Biggest China Jewelry Chain Slows Expansion to Boost Profit

Chow Tai Fook Jewellery Group Ltd., one of the world’s largest jewelry retailers by market value, is dialing back expansion plans in an effort to boost profitability as the company fends off intensifying competition.

(Bloomberg) — Chow Tai Fook Jewellery Group Ltd., one of the world’s largest jewelry retailers by market value, is dialing back expansion plans in an effort to boost profitability as the company fends off intensifying competition.

The group is planning to add 600 to 800 new stores in mainland China in the fiscal year ending March 2024, vice-chairman Sonia Cheng said in an interview Thursday, down from more than 1,500 it added over the past year. Instead, it’ll focus on increasing productivity and sales growth at existing stores, while trying to attract younger consumers, said the 42-year-old daughter of billionaire and company Chairman Henry Cheng.

The group will relaunch with a new logo and upgraded shop facilities around summer next year, starting with its flagship stores in Hong Kong and mainland China, she said.

Boosting returns in mainland China is a core focus for the group, which relies on the region for 86% of its revenue. While its fast expansion in recent years bolstered the firm’s balance sheet, making a profit has become more difficult in the country’s increasingly competitive gold market. At the same time, Chinese luxury shoppers are becoming younger and more sophisticated, demanding more unique customer experiences than older generations. 

“Growth doesn’t just come with adding stores,” said Cheng, who also serves as the chief executive officer of the family’s Rosewood Hotel Group. “We must evolve the brand so that it’s relevant for the next generation.”

Profit Slump

Chow Tai Fook expanded rapidly in mainland China during the pandemic as travel restrictions and economic uncertainty fueled domestic consumption and demand for gold as a haven investment. But that came at the cost of decreased profitability, as the franchise model of most of its new stores reduced margins because products are provided to franchisees at wholesale prices. 

The company reported a 20% slump in profit to HK$5.4 billion ($689 million) in the year ended March 31, missing analyst expectations, due to unrealized losses from gold loans amid price volatility and foreign exchange losses from a weakening yuan. While its profit margin of 23.7% rose from the previous year, it remained close to the lowest ever. Sales at stores that have been operating for at least two years in mainland China fell 13%. Since March 2020, it has almost doubled its network in mainland China, to more than 7,500 stores.

It also announced a full-year dividend of HK$0.50 per share, the same as the previous year, as well as a special dividend — the first since 2019 — of HK$0.72 per share. The stock surged as much as 8.7% on Friday morning in Hong Kong, the most in six months. 

Business is bouncing back though, and the current year will be one of recovery and normalization, said group executive director Hamilton Cheng, who oversees the company’s financial management. Same-store sales in April and May grew 17% year-on-year in mainland China, and the group is confident growth will continue in the remainder of the year, he said. 

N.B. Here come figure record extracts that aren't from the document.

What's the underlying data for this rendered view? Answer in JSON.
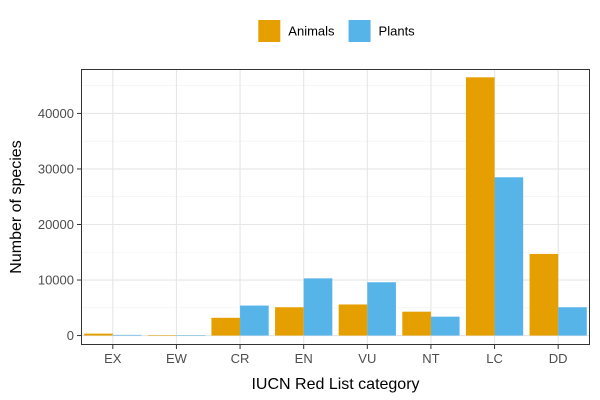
{
  "chart_data": {
    "type": "bar",
    "title": "",
    "xlabel": "IUCN Red List category",
    "ylabel": "Number of species",
    "categories": [
      "EX",
      "EW",
      "CR",
      "EN",
      "VU",
      "NT",
      "LC",
      "DD"
    ],
    "series": [
      {
        "name": "Animals",
        "color": "#E69F00",
        "values": [
          350,
          30,
          3200,
          5100,
          5600,
          4300,
          46500,
          14700
        ]
      },
      {
        "name": "Plants",
        "color": "#56B4E9",
        "values": [
          120,
          60,
          5400,
          10300,
          9600,
          3400,
          28500,
          5100
        ]
      }
    ],
    "ylim": [
      -1700,
      48000
    ],
    "yticks": [
      0,
      10000,
      20000,
      30000,
      40000
    ],
    "ytick_labels": [
      "0",
      "10000",
      "20000",
      "30000",
      "40000"
    ],
    "grid": true,
    "legend_position": "top"
  }
}
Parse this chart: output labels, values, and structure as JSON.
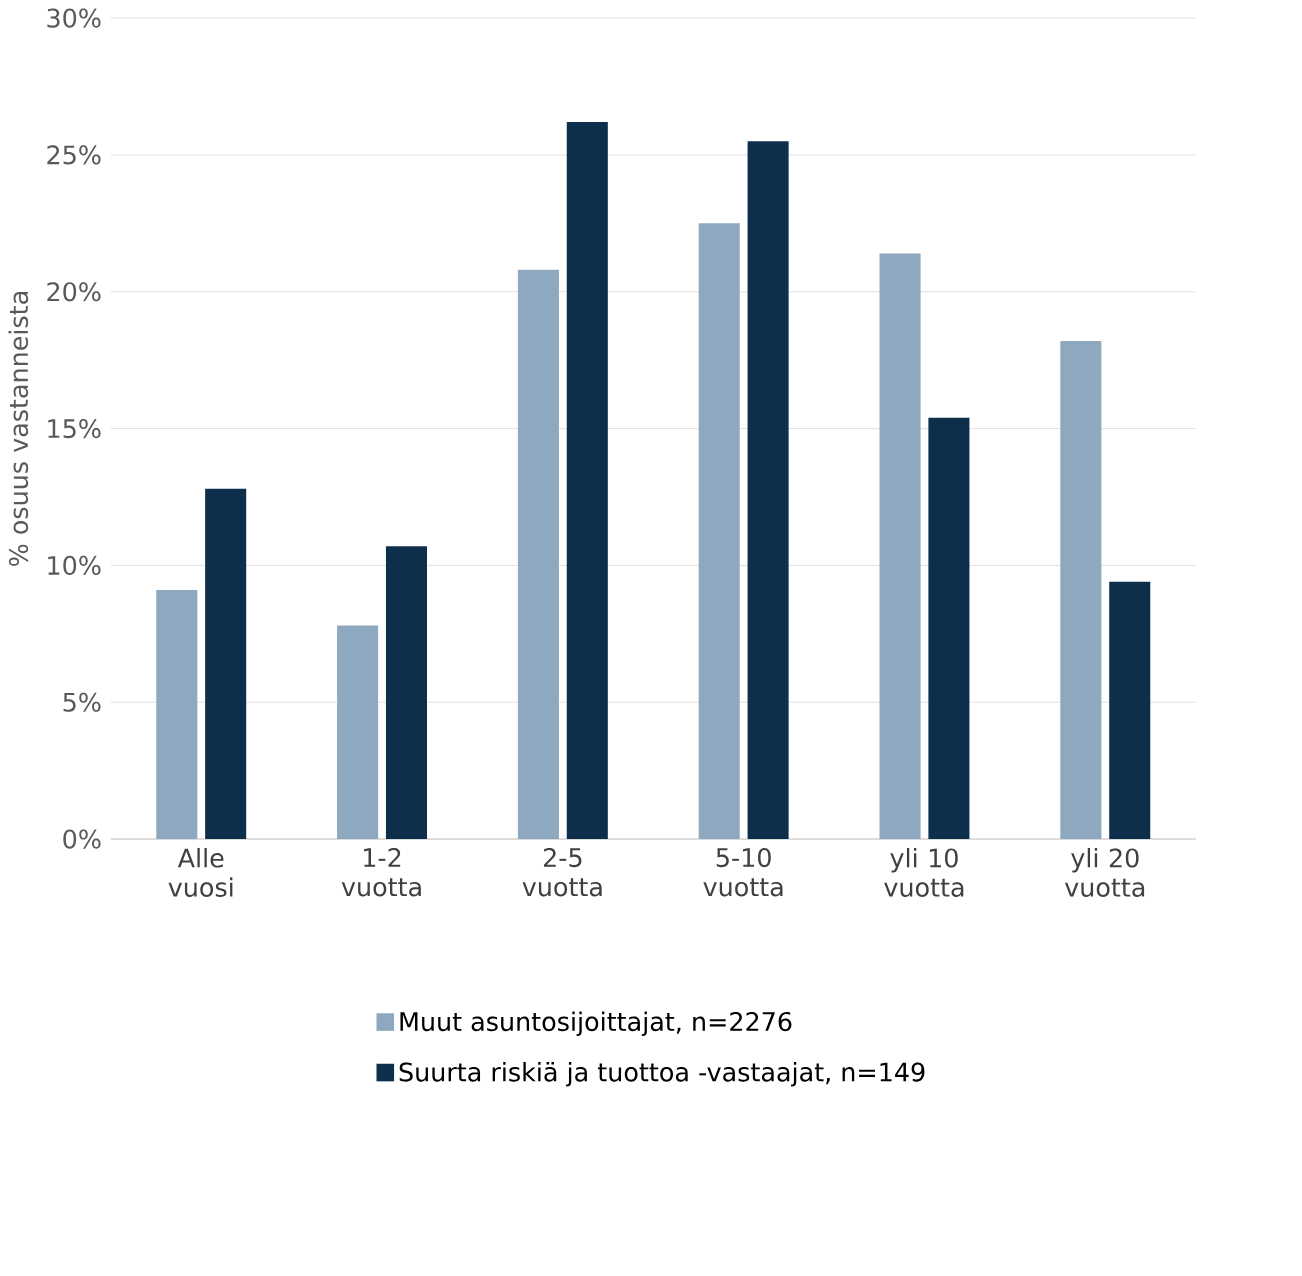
{
  "chart_data": {
    "type": "bar",
    "ylabel": "% osuus vastanneista",
    "categories": [
      "Alle vuosi",
      "1-2 vuotta",
      "2-5 vuotta",
      "5-10 vuotta",
      "yli 10 vuotta",
      "yli 20 vuotta"
    ],
    "series": [
      {
        "name": "Muut asuntosijoittajat, n=2276",
        "color": "#8ea9bf",
        "values": [
          9.1,
          7.8,
          20.8,
          22.5,
          21.4,
          18.2
        ]
      },
      {
        "name": "Suurta riskiä ja tuottoa -vastaajat, n=149",
        "color": "#0e2f4b",
        "values": [
          12.8,
          10.7,
          26.2,
          25.5,
          15.4,
          9.4
        ]
      }
    ],
    "ylim": [
      0,
      30
    ],
    "yticks": [
      {
        "value": 0,
        "label": "0%"
      },
      {
        "value": 5,
        "label": "5%"
      },
      {
        "value": 10,
        "label": "10%"
      },
      {
        "value": 15,
        "label": "15%"
      },
      {
        "value": 20,
        "label": "20%"
      },
      {
        "value": 25,
        "label": "25%"
      },
      {
        "value": 30,
        "label": "30%"
      }
    ],
    "grid": "y",
    "legend": "bottom"
  }
}
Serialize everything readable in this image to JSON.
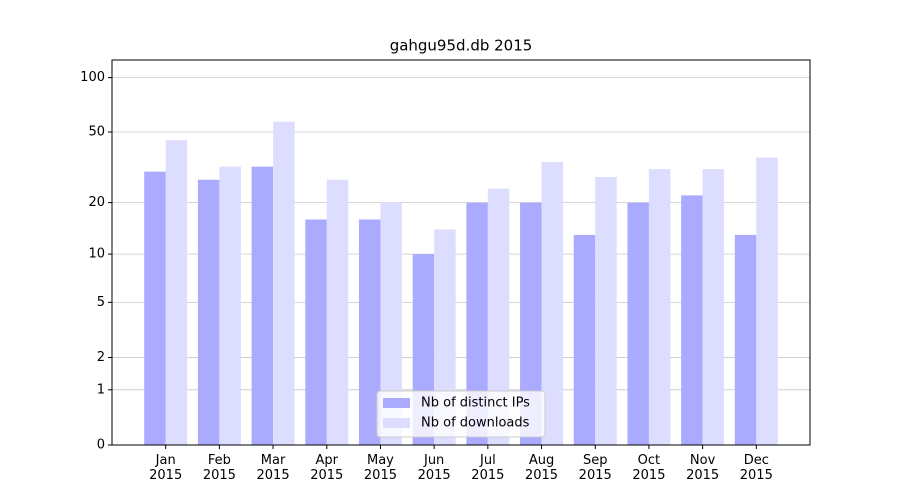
{
  "chart_data": {
    "type": "bar",
    "title": "gahgu95d.db 2015",
    "categories": [
      "Jan 2015",
      "Feb 2015",
      "Mar 2015",
      "Apr 2015",
      "May 2015",
      "Jun 2015",
      "Jul 2015",
      "Aug 2015",
      "Sep 2015",
      "Oct 2015",
      "Nov 2015",
      "Dec 2015"
    ],
    "series": [
      {
        "name": "Nb of distinct IPs",
        "color": "#aaaaff",
        "values": [
          30,
          27,
          32,
          16,
          16,
          10,
          20,
          20,
          13,
          20,
          22,
          13
        ]
      },
      {
        "name": "Nb of downloads",
        "color": "#ddddff",
        "values": [
          45,
          32,
          57,
          27,
          20,
          14,
          24,
          34,
          28,
          31,
          31,
          36
        ]
      }
    ],
    "yscale": "log1p",
    "ylim": [
      0,
      125
    ],
    "yticks": [
      0,
      1,
      2,
      5,
      10,
      20,
      50,
      100
    ],
    "grid": true,
    "legend": "lower center"
  }
}
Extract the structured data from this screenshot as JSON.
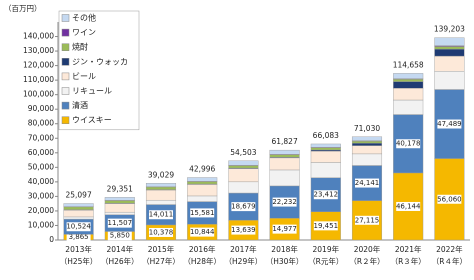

Chow Tai Fook’s effort in reducing discounts and revamping its brand and products has helped improve margins, which are expected to continue to expand in the first half of this year, JPMorgan Chase & Co. analysts including George Hsu wrote in a note. The special dividend came as a positive surprise and shows the group’s optimism on the business outlook, Citigroup Inc. analysts including Tiffany Feng wrote in a note. 

Younger Shoppers

While economic uncertainties are fueling gold demand, the metal traditionally yields a lower profit margin for retailers. Bullion prices and the cost of products at competitors like Luk Fook Holdings International Ltd. are both easily tracked by consumers, while local brands are emerging that have modeled their operations after Chow Tai Fook. Compared with gold products, which have a margin of about 20%, diamond and other gemstone jewelries have a margin of about 50%, Hamilton Cheng said. 

To increase margins, the company will roll out jewelry designs aimed at younger shoppers and enhance the promotion of diamonds. The company’s “Hua” collection, which incorporates Chinese elements in modern design, now accounts for 40% of its overall gold jewelry sales and many buyers are 35 years old or younger, Sonia Cheng said.

“Post-pandemic, we are seeing a gradual recovery on consumption,” she said. The company is confident on the medium-to-long-term outlook and “based on the evolving consumer landscape with the younger generation, I think it’s time to evolve the brand so that we can stay relevant for the younger consumer,” she said.

(Updates to add shares in eighth paragraph, analysts’ comments in 10th paragraph.)